Şiddet toplumumuzda iyileşmeyi bekleyen büyük bir sorunken; yaptıklarının sonucunda hiçbir bedel ödemeyen, pişman olmaktan öteye gitmeyen sözlerle bu karakteri mutlu sona ulaştırmak ne kadar doğru? Sonuçta izlediğimiz gördüğümüz her şey toplumsal algılarımızı etkiliyor. Bu konuda biraz daha duyarlı olmaya ihtiyacımız var. Dizideki kardeş ise kocasının tehditlerine ve küfürlerine rağmen ayakta kaldı. Yaşadığı zorluklara ve çevresindeki baskılara karşı geldi ve yolunu çizdi. Dolayısıyla böyle güçlü bir kadın karakter görmek de hoş oldu.

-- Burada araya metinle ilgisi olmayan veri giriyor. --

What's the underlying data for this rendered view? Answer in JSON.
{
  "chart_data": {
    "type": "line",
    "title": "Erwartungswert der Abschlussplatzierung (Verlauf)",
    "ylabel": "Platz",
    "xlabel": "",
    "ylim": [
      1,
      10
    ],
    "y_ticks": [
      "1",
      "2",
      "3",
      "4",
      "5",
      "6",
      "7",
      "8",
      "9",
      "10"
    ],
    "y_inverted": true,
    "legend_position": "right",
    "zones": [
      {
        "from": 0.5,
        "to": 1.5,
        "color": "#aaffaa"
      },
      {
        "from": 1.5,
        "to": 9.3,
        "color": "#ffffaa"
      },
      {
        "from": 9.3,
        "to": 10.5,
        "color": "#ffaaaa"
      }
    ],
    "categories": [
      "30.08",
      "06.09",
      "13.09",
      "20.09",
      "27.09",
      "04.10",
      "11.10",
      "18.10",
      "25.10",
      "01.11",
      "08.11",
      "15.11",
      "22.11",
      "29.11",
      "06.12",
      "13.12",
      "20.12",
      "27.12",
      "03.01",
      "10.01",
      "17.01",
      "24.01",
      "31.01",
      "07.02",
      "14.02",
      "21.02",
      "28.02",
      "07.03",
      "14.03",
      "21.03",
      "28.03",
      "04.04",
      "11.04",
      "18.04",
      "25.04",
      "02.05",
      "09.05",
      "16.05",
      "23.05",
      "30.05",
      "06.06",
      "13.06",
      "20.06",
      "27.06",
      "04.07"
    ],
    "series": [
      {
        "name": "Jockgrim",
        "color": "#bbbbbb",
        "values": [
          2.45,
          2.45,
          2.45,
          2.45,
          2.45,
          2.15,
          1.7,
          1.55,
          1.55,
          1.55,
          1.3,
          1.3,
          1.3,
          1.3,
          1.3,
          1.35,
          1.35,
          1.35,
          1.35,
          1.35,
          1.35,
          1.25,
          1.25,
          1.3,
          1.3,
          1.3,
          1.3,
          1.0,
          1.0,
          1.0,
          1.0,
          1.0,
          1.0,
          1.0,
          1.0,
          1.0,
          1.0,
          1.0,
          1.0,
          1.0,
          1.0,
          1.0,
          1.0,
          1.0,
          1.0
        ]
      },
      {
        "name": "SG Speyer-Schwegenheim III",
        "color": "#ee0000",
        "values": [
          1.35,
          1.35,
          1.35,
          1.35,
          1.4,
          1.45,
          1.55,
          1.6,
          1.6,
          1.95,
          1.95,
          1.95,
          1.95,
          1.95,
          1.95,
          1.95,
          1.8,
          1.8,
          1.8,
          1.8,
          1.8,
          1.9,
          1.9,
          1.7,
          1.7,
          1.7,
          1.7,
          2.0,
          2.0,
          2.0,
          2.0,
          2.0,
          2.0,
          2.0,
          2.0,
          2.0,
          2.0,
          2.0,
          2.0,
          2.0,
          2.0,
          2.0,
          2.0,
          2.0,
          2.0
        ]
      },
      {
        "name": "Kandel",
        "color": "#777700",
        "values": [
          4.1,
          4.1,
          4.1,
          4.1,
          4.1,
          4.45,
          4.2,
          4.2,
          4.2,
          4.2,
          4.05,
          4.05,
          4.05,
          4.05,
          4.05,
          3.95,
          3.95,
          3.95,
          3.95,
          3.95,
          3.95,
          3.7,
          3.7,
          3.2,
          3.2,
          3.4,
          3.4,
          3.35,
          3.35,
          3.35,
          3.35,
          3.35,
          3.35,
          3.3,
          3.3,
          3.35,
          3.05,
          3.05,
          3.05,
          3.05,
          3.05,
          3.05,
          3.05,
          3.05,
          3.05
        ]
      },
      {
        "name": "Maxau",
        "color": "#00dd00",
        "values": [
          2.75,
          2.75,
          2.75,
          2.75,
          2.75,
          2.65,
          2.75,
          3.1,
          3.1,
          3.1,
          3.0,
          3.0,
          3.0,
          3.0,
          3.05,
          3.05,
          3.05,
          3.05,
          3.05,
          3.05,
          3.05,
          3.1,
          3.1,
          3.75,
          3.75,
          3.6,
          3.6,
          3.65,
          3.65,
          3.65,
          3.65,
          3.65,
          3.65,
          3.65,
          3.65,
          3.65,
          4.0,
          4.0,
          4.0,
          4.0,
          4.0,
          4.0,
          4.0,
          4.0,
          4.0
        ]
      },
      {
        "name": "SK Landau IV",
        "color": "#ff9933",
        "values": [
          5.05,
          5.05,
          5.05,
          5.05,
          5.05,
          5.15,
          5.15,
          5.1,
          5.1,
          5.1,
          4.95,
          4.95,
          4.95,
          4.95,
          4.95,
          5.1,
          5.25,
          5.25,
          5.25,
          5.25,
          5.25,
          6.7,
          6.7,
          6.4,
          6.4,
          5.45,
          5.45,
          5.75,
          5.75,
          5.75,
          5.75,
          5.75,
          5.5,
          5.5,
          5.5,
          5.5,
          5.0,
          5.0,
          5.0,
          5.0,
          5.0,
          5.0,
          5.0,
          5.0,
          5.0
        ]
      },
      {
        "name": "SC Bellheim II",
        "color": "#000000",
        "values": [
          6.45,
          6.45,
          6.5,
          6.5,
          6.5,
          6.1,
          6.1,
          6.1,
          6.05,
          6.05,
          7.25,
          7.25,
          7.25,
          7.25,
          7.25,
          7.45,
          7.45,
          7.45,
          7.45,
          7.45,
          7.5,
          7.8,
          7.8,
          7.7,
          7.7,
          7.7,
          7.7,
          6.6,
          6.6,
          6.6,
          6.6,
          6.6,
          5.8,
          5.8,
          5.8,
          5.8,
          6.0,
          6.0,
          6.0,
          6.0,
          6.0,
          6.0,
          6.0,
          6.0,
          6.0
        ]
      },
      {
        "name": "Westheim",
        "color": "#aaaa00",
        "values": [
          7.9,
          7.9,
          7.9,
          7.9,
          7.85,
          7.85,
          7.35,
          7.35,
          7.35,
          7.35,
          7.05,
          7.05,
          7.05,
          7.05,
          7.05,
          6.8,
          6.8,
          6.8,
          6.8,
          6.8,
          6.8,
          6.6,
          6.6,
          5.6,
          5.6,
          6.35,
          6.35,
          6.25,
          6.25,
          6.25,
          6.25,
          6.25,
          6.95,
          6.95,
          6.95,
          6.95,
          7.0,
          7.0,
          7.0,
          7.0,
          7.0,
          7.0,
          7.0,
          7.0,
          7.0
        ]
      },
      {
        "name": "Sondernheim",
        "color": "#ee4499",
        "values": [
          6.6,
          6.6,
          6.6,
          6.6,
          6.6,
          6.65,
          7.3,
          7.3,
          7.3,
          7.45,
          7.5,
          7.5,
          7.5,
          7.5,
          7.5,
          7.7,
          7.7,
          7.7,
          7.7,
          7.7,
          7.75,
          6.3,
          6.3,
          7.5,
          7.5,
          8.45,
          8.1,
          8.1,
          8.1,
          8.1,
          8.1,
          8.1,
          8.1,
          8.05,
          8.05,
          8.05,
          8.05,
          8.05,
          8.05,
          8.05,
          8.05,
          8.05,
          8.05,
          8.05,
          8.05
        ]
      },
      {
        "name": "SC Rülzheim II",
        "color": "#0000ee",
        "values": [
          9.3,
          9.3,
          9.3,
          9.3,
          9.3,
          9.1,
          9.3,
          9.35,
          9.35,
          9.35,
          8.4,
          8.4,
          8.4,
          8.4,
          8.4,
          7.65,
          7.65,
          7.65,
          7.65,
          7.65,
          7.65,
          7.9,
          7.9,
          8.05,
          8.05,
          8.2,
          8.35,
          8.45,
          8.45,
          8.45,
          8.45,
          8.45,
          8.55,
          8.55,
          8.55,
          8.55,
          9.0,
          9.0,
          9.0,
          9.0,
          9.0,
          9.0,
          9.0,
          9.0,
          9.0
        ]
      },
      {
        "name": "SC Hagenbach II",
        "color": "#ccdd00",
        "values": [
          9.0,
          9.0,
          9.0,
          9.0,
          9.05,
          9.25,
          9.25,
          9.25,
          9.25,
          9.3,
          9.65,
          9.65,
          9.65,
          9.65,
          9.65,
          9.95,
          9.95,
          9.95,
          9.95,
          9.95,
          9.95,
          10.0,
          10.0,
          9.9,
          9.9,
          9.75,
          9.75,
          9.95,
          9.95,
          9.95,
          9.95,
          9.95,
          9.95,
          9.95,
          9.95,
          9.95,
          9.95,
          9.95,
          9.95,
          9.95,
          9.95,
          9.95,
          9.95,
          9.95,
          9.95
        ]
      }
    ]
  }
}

Dizideki sürekli ot atan karakterler ve ikiz kızları ise ayrı bir curcunaydı. Birçok duygu yaşattılar. Genel olarak her oyuncu karakterinin hakkını vermiş diyerek buraya yumuşak bir nokta koyuyorum.

İncelememi şu repliklerle bitireyim;

Yusuf: “Andropoz değişim demekmiş, doktor öyle söyledi. Değişim için cesaret lazımmış. Onu da doktor söyledi. Saçlarımı değiştirdim, kıyafetlerimi değiştirdim. Acımasına rağmen parmak arası terlik bile giydim. Ama değişemedim. Aynı kaldım. Çevremdeki herkes değişti. Bir tek ben değişemedim, kafamdaki sisi bir türlü dağıtamadım. O zaman şu soruyu sordum kendime,  acaba ben değişmek istiyor muyum? Evet, istiyorum. Ama neden değişemiyorum?”

Berber: “Değişim g.t ister.”

Bu arada söylemeden edemeyeceğim. Belki de Engin Günaydın herkesin ona Burhan demesinden bıktı, belki de Burhan Altıntop’tan nefret ediyor; bilmiyorum. Ama bir Burhan Altıntop filmi yazsa da onu izlesek harika olmaz mıydı ne dersiniz? Çok özlemedik mi?